Of a group of 82 students, 70 percent admitted downloading some
type of copyrighted material. Music was most popular: 81 percent had
copied at least one song. Movies and video trailed further behind: 29
percent of downloaders had clips on the computers that were originally
from the Web.
Almost 60 percent of downloaders thought what they had done was
ethically acceptable. Nearly half justified their actions by arguing that
companies overcharge, or that artists make enough money in the first
place. Another 23 percent felt that downloading was akin to borrowing
music from a friend.
There still may be hope for the entertainment industry.
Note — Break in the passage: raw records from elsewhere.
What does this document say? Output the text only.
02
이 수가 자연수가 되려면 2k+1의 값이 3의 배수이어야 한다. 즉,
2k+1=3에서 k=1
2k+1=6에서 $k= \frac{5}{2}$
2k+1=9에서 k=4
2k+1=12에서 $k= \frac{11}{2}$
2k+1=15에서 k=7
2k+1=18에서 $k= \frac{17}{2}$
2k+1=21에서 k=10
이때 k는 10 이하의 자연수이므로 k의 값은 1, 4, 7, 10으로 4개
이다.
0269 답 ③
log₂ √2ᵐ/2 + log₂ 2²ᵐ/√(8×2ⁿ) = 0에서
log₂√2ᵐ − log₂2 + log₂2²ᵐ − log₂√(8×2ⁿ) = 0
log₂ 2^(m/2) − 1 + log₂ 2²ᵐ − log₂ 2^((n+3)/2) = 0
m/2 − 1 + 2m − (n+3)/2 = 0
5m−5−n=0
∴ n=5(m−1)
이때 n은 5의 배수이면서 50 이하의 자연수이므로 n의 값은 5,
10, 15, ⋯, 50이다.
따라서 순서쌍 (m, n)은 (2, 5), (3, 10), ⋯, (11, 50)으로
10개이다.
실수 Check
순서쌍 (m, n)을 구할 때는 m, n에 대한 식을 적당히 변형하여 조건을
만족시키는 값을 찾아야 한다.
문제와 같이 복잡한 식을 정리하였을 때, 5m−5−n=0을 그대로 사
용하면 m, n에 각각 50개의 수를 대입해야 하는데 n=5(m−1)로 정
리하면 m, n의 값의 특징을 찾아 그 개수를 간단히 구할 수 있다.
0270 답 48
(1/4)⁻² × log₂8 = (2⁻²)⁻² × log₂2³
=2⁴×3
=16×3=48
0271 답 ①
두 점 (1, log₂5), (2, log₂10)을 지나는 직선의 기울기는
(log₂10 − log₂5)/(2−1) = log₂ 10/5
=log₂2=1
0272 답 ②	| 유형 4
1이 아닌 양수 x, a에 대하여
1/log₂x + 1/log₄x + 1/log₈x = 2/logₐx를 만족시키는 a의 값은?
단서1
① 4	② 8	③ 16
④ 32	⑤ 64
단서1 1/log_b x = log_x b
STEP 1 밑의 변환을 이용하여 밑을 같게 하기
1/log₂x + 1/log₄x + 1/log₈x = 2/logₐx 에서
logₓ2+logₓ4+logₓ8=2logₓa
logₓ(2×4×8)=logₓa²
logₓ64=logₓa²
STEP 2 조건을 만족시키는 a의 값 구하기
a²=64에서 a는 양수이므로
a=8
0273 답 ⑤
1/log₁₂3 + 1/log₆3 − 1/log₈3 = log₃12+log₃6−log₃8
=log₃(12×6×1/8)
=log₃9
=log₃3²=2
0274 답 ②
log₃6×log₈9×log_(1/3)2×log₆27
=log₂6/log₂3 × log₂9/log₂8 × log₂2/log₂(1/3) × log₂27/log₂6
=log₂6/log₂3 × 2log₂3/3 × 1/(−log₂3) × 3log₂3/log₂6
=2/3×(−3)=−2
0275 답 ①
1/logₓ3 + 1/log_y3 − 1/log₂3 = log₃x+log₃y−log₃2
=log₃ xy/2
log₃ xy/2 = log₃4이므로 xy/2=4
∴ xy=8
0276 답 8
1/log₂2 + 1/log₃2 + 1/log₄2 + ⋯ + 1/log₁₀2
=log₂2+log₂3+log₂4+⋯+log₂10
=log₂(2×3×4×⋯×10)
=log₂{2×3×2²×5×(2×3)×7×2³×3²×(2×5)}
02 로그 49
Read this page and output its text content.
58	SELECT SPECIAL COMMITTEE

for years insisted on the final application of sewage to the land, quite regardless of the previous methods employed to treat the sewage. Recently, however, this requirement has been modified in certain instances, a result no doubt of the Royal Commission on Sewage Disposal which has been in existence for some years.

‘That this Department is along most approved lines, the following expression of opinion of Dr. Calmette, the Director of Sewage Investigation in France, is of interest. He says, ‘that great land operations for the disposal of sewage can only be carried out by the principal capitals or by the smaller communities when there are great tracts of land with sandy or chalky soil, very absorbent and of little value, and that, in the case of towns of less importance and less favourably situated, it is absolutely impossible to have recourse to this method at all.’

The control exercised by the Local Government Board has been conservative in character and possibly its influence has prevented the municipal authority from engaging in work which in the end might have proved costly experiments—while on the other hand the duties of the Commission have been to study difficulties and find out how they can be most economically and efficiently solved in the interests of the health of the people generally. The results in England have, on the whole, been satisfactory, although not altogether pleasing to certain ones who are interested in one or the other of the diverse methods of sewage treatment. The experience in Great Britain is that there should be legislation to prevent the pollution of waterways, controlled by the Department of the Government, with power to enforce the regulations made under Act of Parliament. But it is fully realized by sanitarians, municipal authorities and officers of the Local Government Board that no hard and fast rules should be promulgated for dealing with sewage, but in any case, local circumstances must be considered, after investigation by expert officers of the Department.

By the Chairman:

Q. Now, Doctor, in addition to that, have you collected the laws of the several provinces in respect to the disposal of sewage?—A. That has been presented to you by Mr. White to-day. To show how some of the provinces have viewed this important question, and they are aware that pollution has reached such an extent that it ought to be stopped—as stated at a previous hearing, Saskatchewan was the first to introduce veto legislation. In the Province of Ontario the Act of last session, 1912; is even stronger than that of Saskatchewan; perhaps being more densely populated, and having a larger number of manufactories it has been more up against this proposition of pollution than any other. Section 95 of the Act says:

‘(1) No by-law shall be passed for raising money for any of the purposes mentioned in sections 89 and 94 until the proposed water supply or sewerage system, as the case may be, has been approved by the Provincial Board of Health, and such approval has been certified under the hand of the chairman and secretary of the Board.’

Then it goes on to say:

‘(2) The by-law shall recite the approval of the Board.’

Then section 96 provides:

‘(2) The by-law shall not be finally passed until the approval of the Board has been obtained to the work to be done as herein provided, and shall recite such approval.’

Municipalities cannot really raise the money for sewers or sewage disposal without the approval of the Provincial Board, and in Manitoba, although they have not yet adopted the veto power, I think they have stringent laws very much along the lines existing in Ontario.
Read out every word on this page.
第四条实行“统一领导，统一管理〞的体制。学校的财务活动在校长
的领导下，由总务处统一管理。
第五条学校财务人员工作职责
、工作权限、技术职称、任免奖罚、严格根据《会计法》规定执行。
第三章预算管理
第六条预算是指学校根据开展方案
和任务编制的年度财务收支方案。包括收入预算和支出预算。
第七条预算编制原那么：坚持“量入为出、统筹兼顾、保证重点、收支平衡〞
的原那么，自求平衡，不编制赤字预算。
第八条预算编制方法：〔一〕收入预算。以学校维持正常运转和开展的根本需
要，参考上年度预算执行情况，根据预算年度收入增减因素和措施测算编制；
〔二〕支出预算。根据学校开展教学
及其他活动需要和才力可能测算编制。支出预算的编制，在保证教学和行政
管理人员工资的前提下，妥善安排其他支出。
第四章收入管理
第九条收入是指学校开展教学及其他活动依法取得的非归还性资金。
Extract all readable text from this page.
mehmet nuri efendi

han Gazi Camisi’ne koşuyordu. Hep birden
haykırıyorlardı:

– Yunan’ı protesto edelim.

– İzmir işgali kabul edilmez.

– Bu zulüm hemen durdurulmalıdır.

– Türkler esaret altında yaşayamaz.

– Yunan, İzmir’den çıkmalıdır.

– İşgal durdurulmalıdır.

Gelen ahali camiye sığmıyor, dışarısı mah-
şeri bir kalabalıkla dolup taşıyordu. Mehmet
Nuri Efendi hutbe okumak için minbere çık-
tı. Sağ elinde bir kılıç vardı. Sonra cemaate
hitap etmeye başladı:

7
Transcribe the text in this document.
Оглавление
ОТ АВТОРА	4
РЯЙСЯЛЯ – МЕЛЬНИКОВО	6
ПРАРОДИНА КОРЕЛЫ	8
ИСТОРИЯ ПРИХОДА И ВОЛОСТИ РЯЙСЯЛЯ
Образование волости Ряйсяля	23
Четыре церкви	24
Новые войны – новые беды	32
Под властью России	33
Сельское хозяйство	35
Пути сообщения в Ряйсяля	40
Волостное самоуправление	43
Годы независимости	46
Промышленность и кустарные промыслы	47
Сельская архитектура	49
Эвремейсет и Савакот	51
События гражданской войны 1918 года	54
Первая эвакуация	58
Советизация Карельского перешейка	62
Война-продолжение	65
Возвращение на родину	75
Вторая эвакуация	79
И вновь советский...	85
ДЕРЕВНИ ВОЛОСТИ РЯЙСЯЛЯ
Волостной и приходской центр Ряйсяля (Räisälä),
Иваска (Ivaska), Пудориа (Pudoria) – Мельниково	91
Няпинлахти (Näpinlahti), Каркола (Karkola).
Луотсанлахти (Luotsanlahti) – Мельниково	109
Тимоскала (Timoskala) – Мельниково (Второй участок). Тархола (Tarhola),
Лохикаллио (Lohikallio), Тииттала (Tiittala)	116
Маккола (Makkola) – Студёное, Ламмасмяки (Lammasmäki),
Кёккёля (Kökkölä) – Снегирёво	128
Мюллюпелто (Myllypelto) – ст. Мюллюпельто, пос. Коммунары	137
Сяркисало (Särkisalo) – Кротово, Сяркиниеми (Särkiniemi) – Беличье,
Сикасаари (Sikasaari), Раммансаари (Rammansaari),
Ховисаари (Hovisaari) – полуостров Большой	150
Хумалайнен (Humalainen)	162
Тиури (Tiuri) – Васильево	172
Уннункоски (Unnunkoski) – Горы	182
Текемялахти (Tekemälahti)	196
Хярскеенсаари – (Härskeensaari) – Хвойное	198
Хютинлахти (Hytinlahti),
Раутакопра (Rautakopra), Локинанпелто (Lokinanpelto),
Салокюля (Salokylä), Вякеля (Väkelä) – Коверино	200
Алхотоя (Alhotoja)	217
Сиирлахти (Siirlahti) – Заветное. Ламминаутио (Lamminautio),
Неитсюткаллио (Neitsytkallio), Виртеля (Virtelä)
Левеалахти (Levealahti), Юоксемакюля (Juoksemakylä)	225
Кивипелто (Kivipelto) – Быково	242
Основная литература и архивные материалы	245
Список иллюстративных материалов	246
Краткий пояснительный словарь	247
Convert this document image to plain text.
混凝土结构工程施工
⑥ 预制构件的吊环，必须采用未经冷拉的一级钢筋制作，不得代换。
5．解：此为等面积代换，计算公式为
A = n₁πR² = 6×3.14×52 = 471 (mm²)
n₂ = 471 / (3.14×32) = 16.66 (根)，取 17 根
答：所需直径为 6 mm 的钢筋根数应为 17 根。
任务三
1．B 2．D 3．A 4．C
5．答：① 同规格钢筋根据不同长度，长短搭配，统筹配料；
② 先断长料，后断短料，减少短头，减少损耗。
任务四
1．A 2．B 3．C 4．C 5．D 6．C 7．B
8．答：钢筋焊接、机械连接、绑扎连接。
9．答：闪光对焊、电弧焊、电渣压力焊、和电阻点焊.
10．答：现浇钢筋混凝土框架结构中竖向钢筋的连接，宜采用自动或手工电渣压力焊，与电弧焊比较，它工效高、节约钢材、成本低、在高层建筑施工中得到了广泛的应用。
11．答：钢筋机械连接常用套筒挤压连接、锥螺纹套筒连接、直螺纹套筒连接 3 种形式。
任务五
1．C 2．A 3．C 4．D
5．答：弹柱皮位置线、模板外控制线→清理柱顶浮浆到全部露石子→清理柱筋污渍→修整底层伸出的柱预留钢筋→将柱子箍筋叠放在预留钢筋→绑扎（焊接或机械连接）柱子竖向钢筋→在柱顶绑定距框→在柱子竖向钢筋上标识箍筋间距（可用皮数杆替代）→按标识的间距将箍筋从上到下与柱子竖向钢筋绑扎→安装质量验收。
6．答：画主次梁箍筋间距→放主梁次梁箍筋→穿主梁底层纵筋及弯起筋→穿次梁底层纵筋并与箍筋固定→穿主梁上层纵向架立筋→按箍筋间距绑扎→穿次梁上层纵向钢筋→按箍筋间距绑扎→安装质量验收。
About 70
percent of the downloaders are willing to ante up for music, if the
process is friendly enough. "They were very demanding as to what they
expected from a website," says head researcher Norma Mendoza. Students
expect a website to have a wide selection and fair pricing, to begin
with. Mendoza notes that most companies have failed to provide the
selection and convenience offered by file sharing programs like KaZaA,
Limewire and Acquisition.
"Ultimately," says Mendoza, "people do want to do the right thing
if it is at the right price," The findings were presented at the 2003
Marketing and Public Policy Conference in Washington, D.C.